After two previous full-length records released on Kill Rock Stars, Marnie Stern is releasing a self-titled album. Given the bombastic, bordering-on-violent-video-game frantic energy of the album’s opening number, “For Ash,” this album obviously does not fade away from the finger-tapping, guitar-playing neon fireworks Marnie displayed on her previous works. Face-melting chops she has in spades.

While busy speaking about commendable record labels, I may as well move on to London-based indie label Domino, which has a noteworthy album on their agenda: Clinic’s Bubblegum.

Clinic is not a new band. This band from Liverpool has been releasing albums biannually since 2000, making Bubblegum their sixth—count them, sixth—studio record. The album’s first single, “I’m Aware,” with its mumbled vocals and dreamy, twangy sounds, comes accompanied by a trippy video featuring caftan-clothed puppets with antlers submerged in a color-drenched environment fit for child-aimed, daytime entertainment. And that’s putting it simply.

Well, what else is there? Dustin Wong, guitar-playing member of the radical, sound-crashing Baltimore band Ponytail, has a solo album, Infinite Love, coming out on Thrill Jockey. Expect electric guitar loops, forceful and emotive, and do not expect any vocals to muddle the panorama. Never have cohesive vocals been associated with Dustin’s work in the past, and the future promises no surer sign of lyrics.

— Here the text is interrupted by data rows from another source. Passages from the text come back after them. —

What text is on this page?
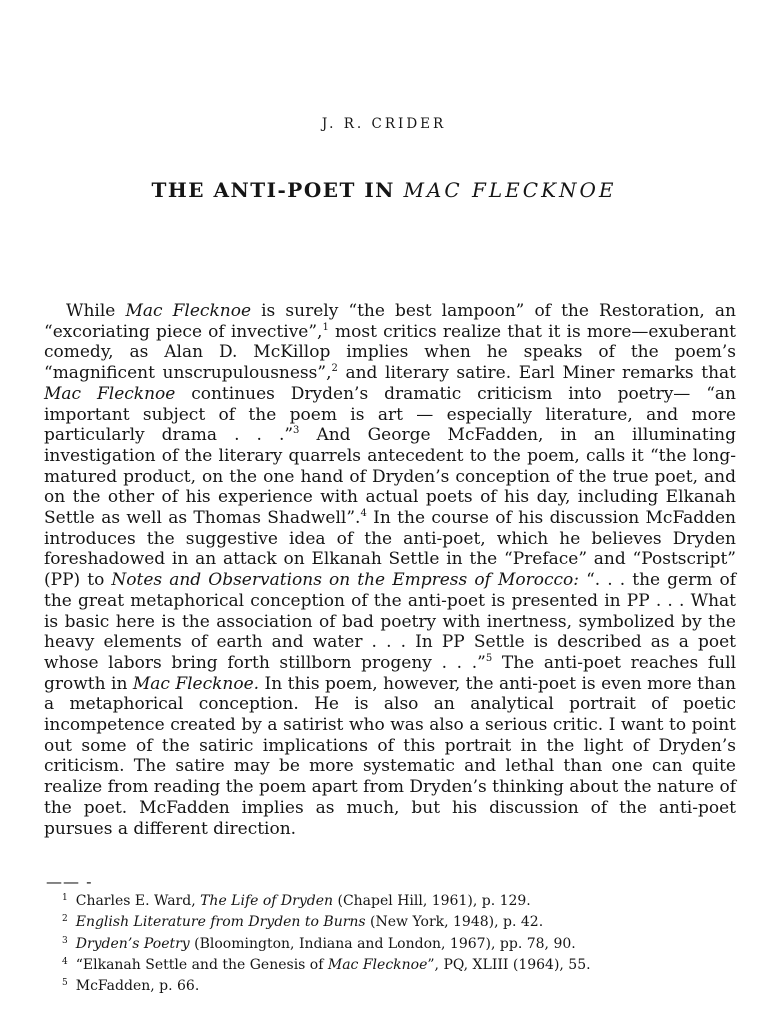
J. R. CRIDER
THE ANTI-POET IN MAC FLECKNOE

While Mac Flecknoe is surely “the best lampoon” of the Restoration, an “excoriating piece of invective”,$^1$ most critics realize that it is more—exuberant comedy, as Alan D. McKillop implies when he speaks of the poem’s “magnificent unscrupulousness”,$^2$ and literary satire. Earl Miner remarks that Mac Flecknoe continues Dryden’s dramatic criticism into poetry— “an important subject of the poem is art — especially literature, and more particularly drama . . .”$^3$ And George McFadden, in an illuminating investigation of the literary quarrels antecedent to the poem, calls it “the long-matured product, on the one hand of Dryden’s conception of the true poet, and on the other of his experience with actual poets of his day, including Elkanah Settle as well as Thomas Shadwell”.$^4$ In the course of his discussion McFadden introduces the suggestive idea of the anti-poet, which he believes Dryden foreshadowed in an attack on Elkanah Settle in the “Preface” and “Postscript” (PP) to Notes and Observations on the Empress of Morocco: “. . . the germ of the great metaphorical conception of the anti-poet is presented in PP . . . What is basic here is the association of bad poetry with inertness, symbolized by the heavy elements of earth and water . . . In PP Settle is described as a poet whose labors bring forth stillborn progeny . . .”$^5$ The anti-poet reaches full growth in Mac Flecknoe. In this poem, however, the anti-poet is even more than a metaphorical conception. He is also an analytical portrait of poetic incompetence created by a satirist who was also a serious critic. I want to point out some of the satiric implications of this portrait in the light of Dryden’s criticism. The satire may be more systematic and lethal than one can quite realize from reading the poem apart from Dryden’s thinking about the nature of the poet. McFadden implies as much, but his discussion of the anti-poet pursues a different direction.

—— -
$^1$ Charles E. Ward, The Life of Dryden (Chapel Hill, 1961), p. 129.
$^2$ English Literature from Dryden to Burns (New York, 1948), p. 42.
$^3$ Dryden’s Poetry (Bloomington, Indiana and London, 1967), pp. 78, 90.
$^4$ “Elkanah Settle and the Genesis of Mac Flecknoe”, PQ, XLIII (1964), 55.
$^5$ McFadden, p. 66.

Now I’m meandering. How better to end this dragging post than to list off a few more albums coming out from peculiarly named bands. I have run out of productive ideas, so, alas, a short list: Wild Go by Dark Dark Dark, Meet Me at the Muster Station by PS I Love You, Litanies by Royal Baths, Soft Landing by Soft Landing.

I have been assured these are not false listings and these are real bands and real album names. So enjoy yourself, sorting through the abstract incoherence of words I have thrown at you and listen to something brand spanking new.